Finita la lista dei possibili partenti, ridotta in realtà ad una coppia o poco più, pensiamo agli acquisti. La ricerca di un estremo difensore può fermarsi al giovane Colombi (Coppola sarebbe titolare e  in serie B non è uno scandalo) o spingersi a Pelizzoli: sarà importante capire la strategia societaria e nei prossimi giorni sapremo di più.

A centrocampo per un Guarente che esce c’è un Barreto che entra: con il ritorno di Bonaventura e Radovanovic il pacchetto sarebbe praticamente fatto. La chiave è Valdes, Colantuono chiede molto agli esterni e quindi ne servono almeno 4 di sicuro affidamento: Ferreira Pinto e il rientrante Defendi (oltre 50 presneze tra A e B nel biennio precedente agli ordini del tecnico romano) dovranno essere affiancati da altre pedine senza dimenticare Cissè che certamente non rimarrà all’Albinoleffe e può muoversi sull’out sinistro.

In avanti, con Tiribocchi titolare inamovibile e Doni (entusiasmo alle stelle per il capitano, dopo l’incontro con Percassi) ci sono da prendere alcune decisioni.

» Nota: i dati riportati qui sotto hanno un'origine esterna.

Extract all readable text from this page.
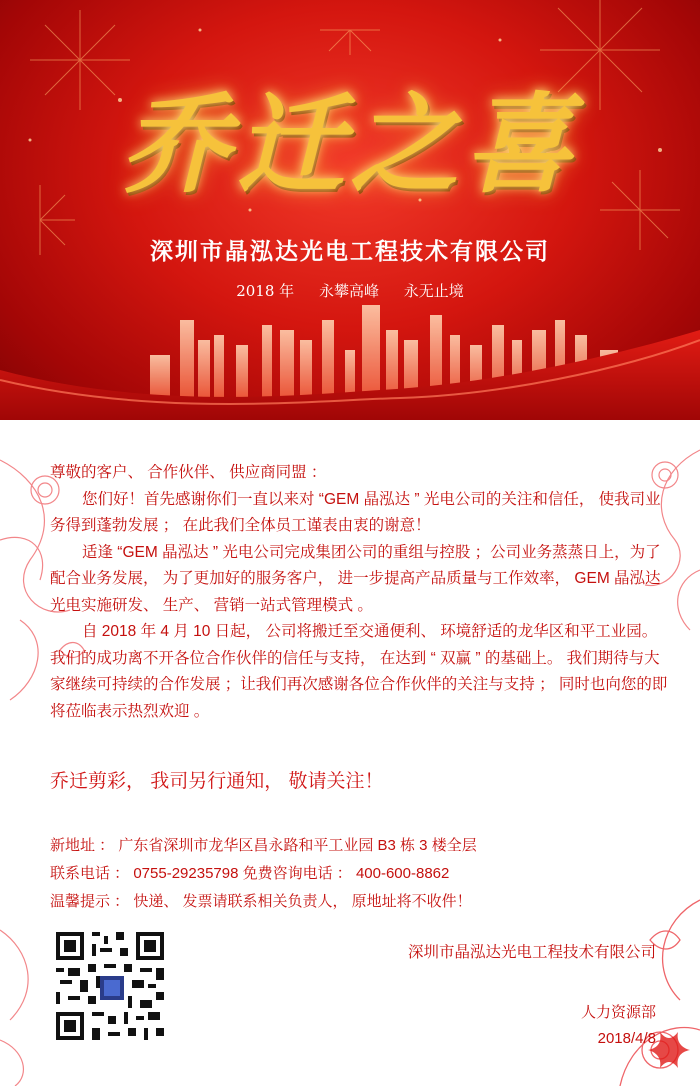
乔迁之喜
深圳市晶泓达光电工程技术有限公司
2018 年 永攀高峰 永无止境

尊敬的客户、 合作伙伴、 供应商同盟 ：

您们好！首先感谢你们一直以来对 “GEM 晶泓达 ” 光电公司的关注和信任， 使我司业务得到蓬勃发展 ； 在此我们全体员工谨表由衷的谢意！

适逢 “GEM 晶泓达 ” 光电公司完成集团公司的重组与控股 ；公司业务蒸蒸日上，为了配合业务发展， 为了更加好的服务客户， 进一步提高产品质量与工作效率， GEM 晶泓达光电实施研发、 生产、 营销一站式管理模式 。

自 2018 年 4 月 10 日起， 公司将搬迁至交通便利、 环境舒适的龙华区和平工业园。我们的成功离不开各位合作伙伴的信任与支持， 在达到 “ 双赢 ” 的基础上。 我们期待与大家继续可持续的合作发展 ；让我们再次感谢各位合作伙伴的关注与支持 ； 同时也向您的即将莅临表示热烈欢迎 。

乔迁剪彩， 我司另行通知， 敬请关注！
新地址 ： 广东省深圳市龙华区昌永路和平工业园 B3 栋 3 楼全层
联系电话 ： 0755-29235798 免费咨询电话 ： 400-600-8862
温馨提示 ： 快递、 发票请联系相关负责人， 原地址将不收件！
深圳市晶泓达光电工程技术有限公司
人力资源部
2018/4/8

I giovani (Tiboni, Marconi e Gabbiadini) andranno probabilmente ancora a giocare. Detto di Cissè, resta Amoruso da valutare e c’è un nome molto interessante che potrebbe tornare in gioco: quello di Francesco Ruopolo.

L’attaccante partenopeo, 38 gol nelle ultime tre stagioni all’Albinoleffe, è libero da impegni e Zamagna lo conosce molto bene avendo lavorato insieme nel Parma. Su di lui c’è il Chievo ma se arrivasse una chiamata da Bergamo le cose potrebbero cambiare: generoso, forte fisicamente e abituato alla manovra, Ruopolo potrebbe dare il cambio a Tiribocchi o eventualmente giocarci vicino per un attacco sicuramente importante in area di rigore.

L’unico vero nodo da sciogliere è il vice Doni. Una seconda punta agile e veloce, magari giovane su cui investire per il futuro. Difficile individuare un nome importante, molto probabile che gli uomini di Percassi comunque ci stiano pensando e considerando il livello e la conoscenza degli attori in gioco c’è di che stare tranquilli.